Unikną kary, bo to było "spontaniczne zgromadzenie"

Po sprawie - TVN Warszawa
Po sprawie - TVN Warszawa
Źródło: | Shutterstock/NFZ/GUS
Nie będzie kar za zakłócanie spokoju. Chodzi o uczestników pikiety zorganizowanej po śmierci Nigeryjczyka w okolicach Dworca PKP Stadion.

Zarzuty jakie mieli usłyszeć protestujący zostaną umorzone. Stołeczna policja kilka miesięcy po pikiecie przed południowo praską policją wysyłała spisanym osobom wezwania na komendę. Protestujący mieli usłyszeć zarzut zakłócania spokoju.

W ostatniej chwili policja zmieniła zdanie i uznała, że ta pikieta miała charakter spontanicznego zgromadzenia, dlatego protestujący nie zostaną ukarani - poza wyjątkami. Z setki pikietujący, sześć osób zostanie ukaranych za publicznie używanie wulgaryzmów.

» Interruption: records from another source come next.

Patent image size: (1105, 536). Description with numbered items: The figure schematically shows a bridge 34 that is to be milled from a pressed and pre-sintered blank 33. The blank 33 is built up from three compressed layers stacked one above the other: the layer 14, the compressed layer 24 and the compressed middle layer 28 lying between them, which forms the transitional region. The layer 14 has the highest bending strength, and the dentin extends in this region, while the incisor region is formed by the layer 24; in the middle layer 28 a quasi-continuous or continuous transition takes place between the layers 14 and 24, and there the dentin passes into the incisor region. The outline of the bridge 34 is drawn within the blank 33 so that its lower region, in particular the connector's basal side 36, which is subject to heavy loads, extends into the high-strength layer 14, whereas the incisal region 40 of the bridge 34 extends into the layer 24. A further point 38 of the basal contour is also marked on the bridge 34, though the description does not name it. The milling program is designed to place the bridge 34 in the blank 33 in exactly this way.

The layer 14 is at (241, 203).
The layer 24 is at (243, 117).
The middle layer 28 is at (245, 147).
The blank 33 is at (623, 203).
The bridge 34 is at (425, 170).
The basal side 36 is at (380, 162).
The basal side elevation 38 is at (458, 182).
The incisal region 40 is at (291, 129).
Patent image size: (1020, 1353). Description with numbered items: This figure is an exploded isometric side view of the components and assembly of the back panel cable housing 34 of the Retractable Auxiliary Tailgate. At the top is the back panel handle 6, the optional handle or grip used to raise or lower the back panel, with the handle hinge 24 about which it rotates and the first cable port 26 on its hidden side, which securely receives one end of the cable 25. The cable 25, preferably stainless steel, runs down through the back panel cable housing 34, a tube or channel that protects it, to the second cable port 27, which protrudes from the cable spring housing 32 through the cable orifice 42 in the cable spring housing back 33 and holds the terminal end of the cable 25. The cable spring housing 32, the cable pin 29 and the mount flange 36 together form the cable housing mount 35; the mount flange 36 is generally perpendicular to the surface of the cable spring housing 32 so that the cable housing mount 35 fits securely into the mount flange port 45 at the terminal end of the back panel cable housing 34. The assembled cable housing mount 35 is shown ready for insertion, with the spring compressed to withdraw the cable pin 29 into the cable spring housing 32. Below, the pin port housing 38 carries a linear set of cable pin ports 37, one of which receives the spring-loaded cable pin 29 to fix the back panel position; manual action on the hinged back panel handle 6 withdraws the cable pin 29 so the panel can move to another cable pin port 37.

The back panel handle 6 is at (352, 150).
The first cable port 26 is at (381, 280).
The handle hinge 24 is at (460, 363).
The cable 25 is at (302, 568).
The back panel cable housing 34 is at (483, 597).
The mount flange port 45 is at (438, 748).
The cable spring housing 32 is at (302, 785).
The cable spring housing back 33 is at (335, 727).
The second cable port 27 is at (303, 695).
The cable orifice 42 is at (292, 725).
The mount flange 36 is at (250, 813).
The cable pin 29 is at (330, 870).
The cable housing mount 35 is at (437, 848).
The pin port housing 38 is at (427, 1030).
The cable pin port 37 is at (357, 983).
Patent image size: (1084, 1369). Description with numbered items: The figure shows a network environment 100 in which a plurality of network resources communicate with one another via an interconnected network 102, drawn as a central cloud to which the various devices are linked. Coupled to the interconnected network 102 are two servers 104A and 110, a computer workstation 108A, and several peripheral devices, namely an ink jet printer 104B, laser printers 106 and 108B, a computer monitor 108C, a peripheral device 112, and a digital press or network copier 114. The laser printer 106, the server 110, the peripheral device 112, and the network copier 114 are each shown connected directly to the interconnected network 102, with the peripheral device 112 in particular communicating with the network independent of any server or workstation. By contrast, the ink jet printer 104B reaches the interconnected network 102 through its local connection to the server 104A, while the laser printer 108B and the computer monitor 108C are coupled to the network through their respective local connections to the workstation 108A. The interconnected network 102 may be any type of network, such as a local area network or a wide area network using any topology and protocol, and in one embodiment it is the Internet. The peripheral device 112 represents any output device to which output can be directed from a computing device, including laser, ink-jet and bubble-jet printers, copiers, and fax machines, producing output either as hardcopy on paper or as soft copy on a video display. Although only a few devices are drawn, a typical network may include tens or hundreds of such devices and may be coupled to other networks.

- Uznalismy to za spontaniczne zgromadzenie, więc postępowanie wobec uczestników zostało umożone - mówi Maciej Karczyński rzecznik prasowy stołecznej policji.

Protestowali po śmierci Niegryjczyka

Nigeryjczyk zginął w czasie policyjnej obławy na handlarzy podróbkami w okolicach stacji PKP Stadion. Został postrzelony przez policjanta.

Dzień później 100 osób zebrało się w tunelu przy Dworcu Stadion, gdzie Nigeryjczyk zmarł. Pikieta ruszyła na siedzibę południowo praskiej policji, gdzie pracuje funkcjonariusz, z którego broni padł śmiertelny strzał. Śledztwo wyjaśniające, dlaczego doszło do tragedii, wciąż trwa. Prokuratura czeka na kolejne ekspertyzy.